We could see expansion involving 48 Kroger stores in the Davidson and Murfreesboro suburbs of Nashville, or the 126 Atlanta-area Kroger stores. There are also 15 to 21 Walgreens stronghold states with 200-plus Walgreens stores that could benefit from Kroger’s existing distribution. This would improve Kroger’s position in weaker markets, bolster Walgreens’ position relative to CVS Health and potentially address some food desert situations.
In addition, Kroger’s investment in distribution center infrastructure to support existing Walgreens stores is almost certainly a better ROI proposition than the prohibitive cost and time involved in building its own store network. Then there’s the issue of expanding the Kroger-Ocado smart-platform customer fulfillment centers to supply Walgreens stores. In a state such as Florida, where Walgreens operates roughly 800 locations, such an arrangement offers huge potential. The Walgreens brand could also be rolled out to other Kroger banners currently selling Kroger private label.
The Path Forward
The in-store performance benefits for Walgreens are clear: Conversion of unproductive front end space, particularly in 4,250-square-foot extended refrigeration concept stores, is a big net gain. Cannibalization results for the Walgreens brand are uncertain, especially given current pricing instability. But store close proximity is bound to impact Walgreens sales of its own brand, notably if Kroger implements a discounting strategy. The proliferation of signage and unique white Walgreens shelving in the Kroger pharmacy section appears to suggest that a transition to Walgreens is just a matter of time.

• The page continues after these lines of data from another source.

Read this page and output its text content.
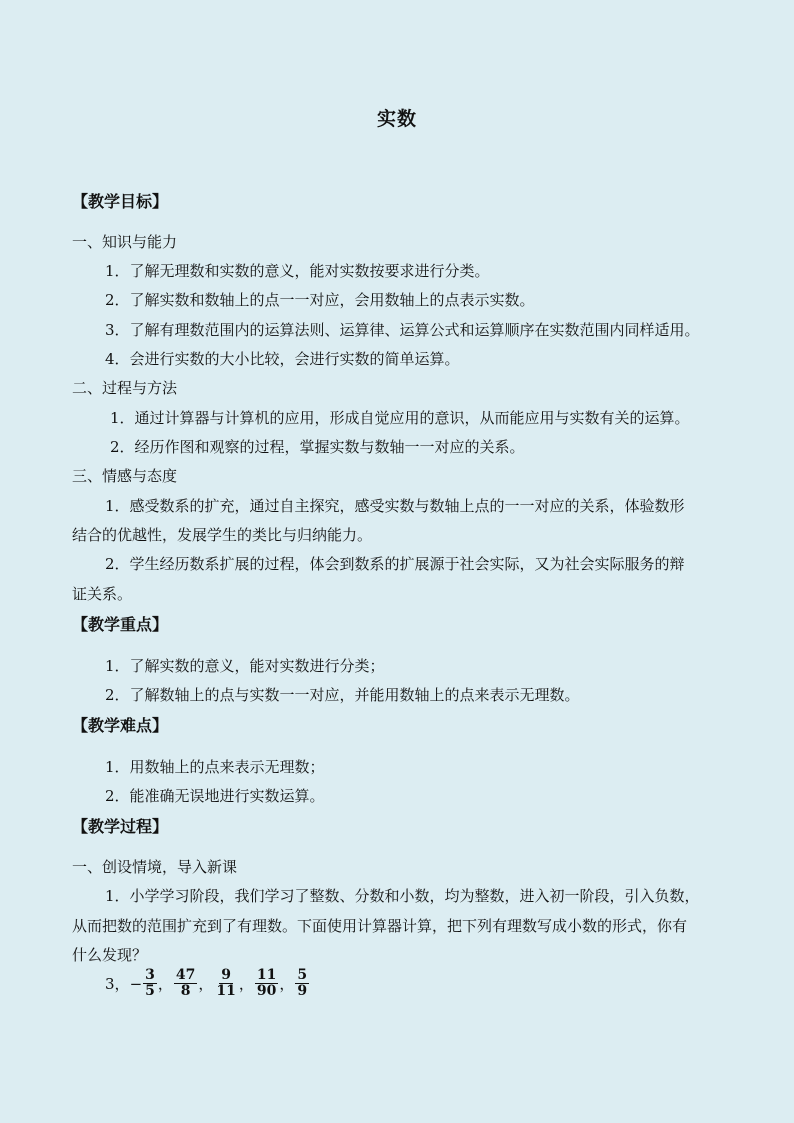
实数
【教学目标】
一、知识与能力
1．了解无理数和实数的意义，能对实数按要求进行分类。
2．了解实数和数轴上的点一一对应，会用数轴上的点表示实数。
3．了解有理数范围内的运算法则、运算律、运算公式和运算顺序在实数范围内同样适用。
4．会进行实数的大小比较，会进行实数的简单运算。
二、过程与方法
1．通过计算器与计算机的应用，形成自觉应用的意识，从而能应用与实数有关的运算。
2．经历作图和观察的过程，掌握实数与数轴一一对应的关系。
三、情感与态度
1．感受数系的扩充，通过自主探究，感受实数与数轴上点的一一对应的关系，体验数形
结合的优越性，发展学生的类比与归纳能力。
2．学生经历数系扩展的过程，体会到数系的扩展源于社会实际，又为社会实际服务的辩
证关系。
【教学重点】
1．了解实数的意义，能对实数进行分类；
2．了解数轴上的点与实数一一对应，并能用数轴上的点来表示无理数。
【教学难点】
1．用数轴上的点来表示无理数；
2．能准确无误地进行实数运算。
【教学过程】
一、创设情境，导入新课
1．小学学习阶段，我们学习了整数、分数和小数，均为整数，进入初一阶段，引入负数，
从而把数的范围扩充到了有理数。下面使用计算器计算，把下列有理数写成小数的形式，你有
什么发现？
3 ， − $\frac{3}{5}$ ， $\frac{47}{8}$ ， $\frac{9}{11}$ ， $\frac{11}{90}$ ， $\frac{5}{9}$
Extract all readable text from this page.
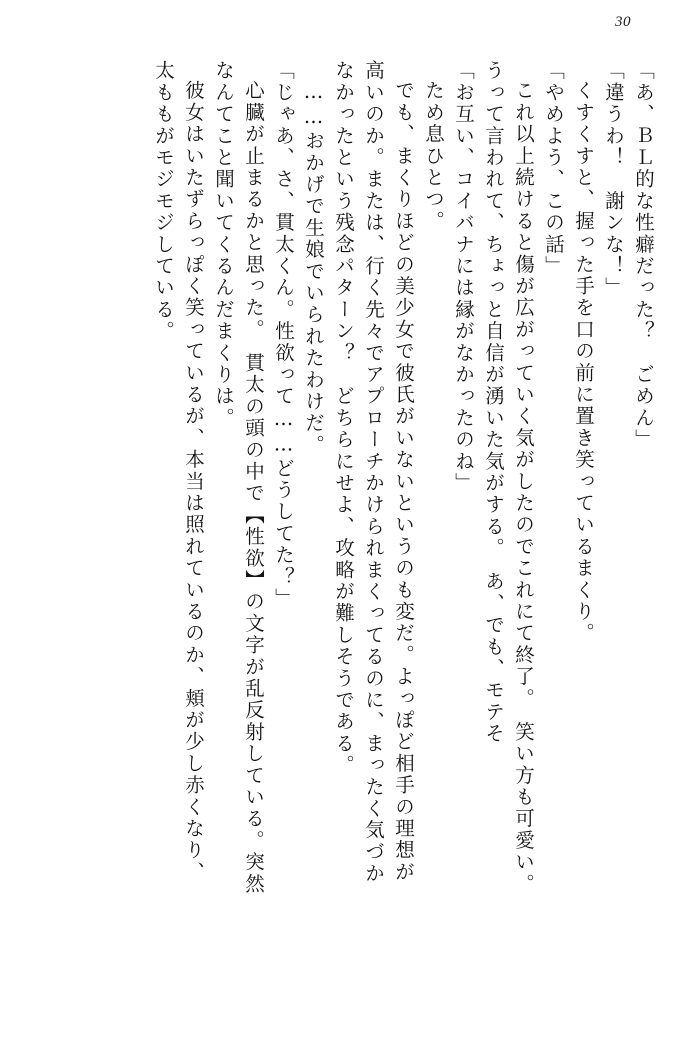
30
「あ、ＢＬ的な性癖だった？　ごめん」
「違うわ！　謝ンな！」
くすくすと、握った手を口の前に置き笑っているまくり。
「やめよう、この話」
これ以上続けると傷が広がっていく気がしたのでこれにて終了。　笑い方も可愛い。
うって言われて、ちょっと自信が湧いた気がする。　あ、でも、モテそ
「お互い、コイバナには縁がなかったのね」
ため息ひとつ。
でも、まくりほどの美少女で彼氏がいないというのも変だ。よっぽど相手の理想が
高いのか。または、行く先々でアプローチかけられまくってるのに、まったく気づか
なかったという残念パターン？　どちらにせよ、攻略が難しそうである。
……おかげで生娘でいられたわけだ。
「じゃあ、さ、貫太くん。性欲って……どうしてた？」
心臓が止まるかと思った。　貫太の頭の中で【性欲】の文字が乱反射している。突然
なんてこと聞いてくるんだまくりは。
彼女はいたずらっぽく笑っているが、本当は照れているのか、頬が少し赤くなり、
太ももがモジモジしている。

Kroger’s external gains in improved cost of goods sold, increased volume of Kroger manufacturer products, and supply chain leverage, plus additional pickup locations, appear to outweigh any in-store benefits. The space adjacent to the pharmacy isn’t prime in-store real estate, which mitigates the potential gains by comparison to Walgreens’ replacement of front end photo-processing departments at many of its stores.
Building Express grocery concepts to recapture the elusive convenience shopper isn’t new for Kroger. In 2017, it built two 12,000-square-foot Fresh Eats Market stores in Ohio. Using someone else’s real estate, however, overcomes the ROI viability hurdle by limiting capital investment and operating expense exposure, and avoiding lengthy site acquisition and development resources and time.
All of the aspects of the Kroger-Walgreens partnership that made sense 18 months ago make even more sense going forward.
Cincinnati-based Kroger employs nearly half a million associates who serve 9 million-plus customers daily through a seamless digital shopping experience and 2,757 retail food stores under a variety of banner names. The company is No. 3 on The PG 100, Progressive Grocer’s 2020 list of the top food retailers in the United States.
Walgreens operates 9,277 drug stores, with a presence in all 50 states, the District of Columbia, Puerto Rico, and the U.S. Virgin Islands, along with its omnichannel business, Walgreens.com. The company is No. 4 on The PG 100, Progressive Grocer's 2020 list of the top food retailers in North America.